Tuesday, 21 March 2023

Joint Committee On Health

Dual Diagnosis and Mental Health: Discussion

Mr. Mick Williams:

I will answer that. The Deputy referred to this chicken-and-egg scenario. To be quite frank, we have moved beyond that. We have moved beyond trying to define what came first. We are working in a trauma-informed model and the trauma usually comes first or it is there. It does not make a lot of difference for us as practitioners working with people with mental health issues. Substance use might come first, and then as we look at it, we cannot separate and we do not work with the two in isolation. We treat the person. We can try to answer that question, but we will never answer it. We do not try to answer it. We try to treat the person. We assess people on their addiction, and during that assessment there are questions and answers around mental health too. We are taking the whole person. We are not trying to separate, or define them, or find out where. That is not what we are trying to do.
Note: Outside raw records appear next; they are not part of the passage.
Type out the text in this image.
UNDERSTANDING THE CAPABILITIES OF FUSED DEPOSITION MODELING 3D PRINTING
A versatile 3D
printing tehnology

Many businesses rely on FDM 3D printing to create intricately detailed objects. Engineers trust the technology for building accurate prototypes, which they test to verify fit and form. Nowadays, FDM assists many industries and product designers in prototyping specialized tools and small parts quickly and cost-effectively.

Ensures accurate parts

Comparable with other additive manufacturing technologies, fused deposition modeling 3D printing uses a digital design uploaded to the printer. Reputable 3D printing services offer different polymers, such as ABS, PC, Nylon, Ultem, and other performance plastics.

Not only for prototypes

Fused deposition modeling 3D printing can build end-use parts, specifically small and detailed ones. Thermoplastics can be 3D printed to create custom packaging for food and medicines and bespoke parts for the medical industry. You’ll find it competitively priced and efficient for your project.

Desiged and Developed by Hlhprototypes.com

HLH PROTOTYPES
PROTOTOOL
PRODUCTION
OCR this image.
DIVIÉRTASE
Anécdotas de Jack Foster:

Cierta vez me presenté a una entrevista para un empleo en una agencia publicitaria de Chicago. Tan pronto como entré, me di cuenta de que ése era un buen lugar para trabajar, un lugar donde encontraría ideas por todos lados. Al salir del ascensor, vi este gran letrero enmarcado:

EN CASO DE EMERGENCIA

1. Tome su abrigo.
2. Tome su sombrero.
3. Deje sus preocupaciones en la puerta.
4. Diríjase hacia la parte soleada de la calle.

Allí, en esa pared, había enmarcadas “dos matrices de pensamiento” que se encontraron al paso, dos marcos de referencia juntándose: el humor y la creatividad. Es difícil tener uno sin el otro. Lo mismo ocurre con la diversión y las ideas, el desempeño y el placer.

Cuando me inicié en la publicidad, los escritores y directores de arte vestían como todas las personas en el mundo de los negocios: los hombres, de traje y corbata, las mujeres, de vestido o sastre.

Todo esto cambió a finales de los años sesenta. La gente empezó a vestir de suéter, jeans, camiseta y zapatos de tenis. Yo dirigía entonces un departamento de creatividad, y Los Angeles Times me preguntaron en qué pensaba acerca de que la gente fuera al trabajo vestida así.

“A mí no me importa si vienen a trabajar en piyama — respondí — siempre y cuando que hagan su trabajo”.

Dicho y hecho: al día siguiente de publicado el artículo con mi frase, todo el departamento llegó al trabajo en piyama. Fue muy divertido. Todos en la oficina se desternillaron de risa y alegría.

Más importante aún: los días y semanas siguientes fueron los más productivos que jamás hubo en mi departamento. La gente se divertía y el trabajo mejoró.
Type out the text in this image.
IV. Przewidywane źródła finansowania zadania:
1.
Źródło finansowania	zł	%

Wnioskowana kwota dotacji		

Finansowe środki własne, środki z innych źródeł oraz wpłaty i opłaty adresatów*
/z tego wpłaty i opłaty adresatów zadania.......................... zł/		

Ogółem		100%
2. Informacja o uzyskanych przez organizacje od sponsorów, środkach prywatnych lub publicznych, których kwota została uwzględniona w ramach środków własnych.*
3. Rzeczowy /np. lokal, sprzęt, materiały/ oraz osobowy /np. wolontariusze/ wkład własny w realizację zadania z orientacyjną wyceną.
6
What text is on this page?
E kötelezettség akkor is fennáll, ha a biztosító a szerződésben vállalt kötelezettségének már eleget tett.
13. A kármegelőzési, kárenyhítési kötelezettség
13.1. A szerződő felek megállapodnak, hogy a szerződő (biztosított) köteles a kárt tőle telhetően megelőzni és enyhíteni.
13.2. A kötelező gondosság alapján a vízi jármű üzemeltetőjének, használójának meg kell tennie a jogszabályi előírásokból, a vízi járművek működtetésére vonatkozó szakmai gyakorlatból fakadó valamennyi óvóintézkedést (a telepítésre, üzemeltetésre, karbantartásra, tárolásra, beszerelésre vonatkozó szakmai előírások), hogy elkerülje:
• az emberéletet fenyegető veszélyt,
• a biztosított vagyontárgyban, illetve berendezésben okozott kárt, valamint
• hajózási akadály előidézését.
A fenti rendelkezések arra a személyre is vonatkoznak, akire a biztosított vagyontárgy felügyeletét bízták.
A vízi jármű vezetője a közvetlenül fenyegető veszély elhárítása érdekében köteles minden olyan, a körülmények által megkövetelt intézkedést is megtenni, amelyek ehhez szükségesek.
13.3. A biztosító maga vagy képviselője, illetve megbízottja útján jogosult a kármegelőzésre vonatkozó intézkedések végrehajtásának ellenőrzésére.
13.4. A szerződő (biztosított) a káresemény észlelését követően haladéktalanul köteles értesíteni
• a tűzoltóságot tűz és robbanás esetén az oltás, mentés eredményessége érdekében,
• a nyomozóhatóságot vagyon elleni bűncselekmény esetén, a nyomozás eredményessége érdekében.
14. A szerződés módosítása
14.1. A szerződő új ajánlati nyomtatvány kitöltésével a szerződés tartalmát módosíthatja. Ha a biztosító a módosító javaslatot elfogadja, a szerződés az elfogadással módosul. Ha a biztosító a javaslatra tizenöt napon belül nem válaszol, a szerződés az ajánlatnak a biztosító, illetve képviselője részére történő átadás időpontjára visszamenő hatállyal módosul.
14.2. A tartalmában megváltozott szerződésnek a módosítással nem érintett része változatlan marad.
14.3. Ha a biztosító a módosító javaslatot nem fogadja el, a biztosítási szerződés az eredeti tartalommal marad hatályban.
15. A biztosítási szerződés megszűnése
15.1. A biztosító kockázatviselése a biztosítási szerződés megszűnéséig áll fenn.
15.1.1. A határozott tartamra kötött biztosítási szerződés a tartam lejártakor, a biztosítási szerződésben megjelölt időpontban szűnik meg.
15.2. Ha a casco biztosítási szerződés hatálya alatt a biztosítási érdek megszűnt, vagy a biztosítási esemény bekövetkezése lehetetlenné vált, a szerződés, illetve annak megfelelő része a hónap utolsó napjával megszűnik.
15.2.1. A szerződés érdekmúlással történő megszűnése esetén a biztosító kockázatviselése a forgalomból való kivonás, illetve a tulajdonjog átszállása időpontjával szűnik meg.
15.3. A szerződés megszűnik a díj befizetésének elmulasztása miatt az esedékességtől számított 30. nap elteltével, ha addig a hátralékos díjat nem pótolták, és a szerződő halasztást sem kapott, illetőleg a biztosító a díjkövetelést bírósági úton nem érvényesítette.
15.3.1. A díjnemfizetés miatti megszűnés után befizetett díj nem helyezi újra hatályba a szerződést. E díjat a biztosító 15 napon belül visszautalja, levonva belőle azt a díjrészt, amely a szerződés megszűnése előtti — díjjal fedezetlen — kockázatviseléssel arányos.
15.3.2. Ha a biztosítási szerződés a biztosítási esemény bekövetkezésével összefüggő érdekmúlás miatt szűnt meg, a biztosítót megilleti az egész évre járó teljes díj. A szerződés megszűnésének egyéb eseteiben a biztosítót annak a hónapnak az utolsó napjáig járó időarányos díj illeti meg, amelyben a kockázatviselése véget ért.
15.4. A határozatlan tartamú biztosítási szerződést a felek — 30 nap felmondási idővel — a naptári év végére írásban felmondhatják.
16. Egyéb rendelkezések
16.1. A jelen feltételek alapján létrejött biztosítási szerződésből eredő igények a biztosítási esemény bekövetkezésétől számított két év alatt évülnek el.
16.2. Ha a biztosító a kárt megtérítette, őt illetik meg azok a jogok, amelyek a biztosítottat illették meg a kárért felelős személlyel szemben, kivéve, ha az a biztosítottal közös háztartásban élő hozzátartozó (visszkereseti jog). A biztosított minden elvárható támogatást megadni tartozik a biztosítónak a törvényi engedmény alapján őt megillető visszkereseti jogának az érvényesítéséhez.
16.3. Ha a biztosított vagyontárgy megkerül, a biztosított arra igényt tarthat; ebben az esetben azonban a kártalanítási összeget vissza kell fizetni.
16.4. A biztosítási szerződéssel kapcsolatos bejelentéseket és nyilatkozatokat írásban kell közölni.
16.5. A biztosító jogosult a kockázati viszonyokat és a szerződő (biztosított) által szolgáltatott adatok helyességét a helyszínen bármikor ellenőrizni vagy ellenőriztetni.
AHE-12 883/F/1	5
The Deputy also asked about a venue where what he described might happen. That can happen in an accident and emergency department. When people present to accident and emergency, their presentation could be exacerbated by alcohol, drugs or things like that. They might be contemplating suicide. They might have been brought there by gardaí, because they are who found them. However, when they are triaged and assessed, the people there recognise the addiction issue. We have been referred back into the community by services that tell us the person needs to deal with his or her addiction first.

We will take that referral and do the work. Sometimes when the substance levels start to decrease the mental health starts to improve too. We are talking about emotional regulation. We are talking about hitting people where we need to hit them first, and that is at the access and low threshold stage of any service where we are trying to assess people coming to the service. As they progress further, we are talking about emotional regulation and getting into the nitty-gritty of how people recover. That is not linear. It is up and down. Our programme in Sankalpa recognises and understands that. We bring people through stages of recovery. A lot of time when we are focused on dual diagnosis, we are focusing on extreme cases where people have gone to accident and emergency. However, there is another cohort of people experiencing anxiety, depression, PTSD and things like that with alcohol, cannabis, opiates and cocaine use. Does the Deputy understand where I am going with this?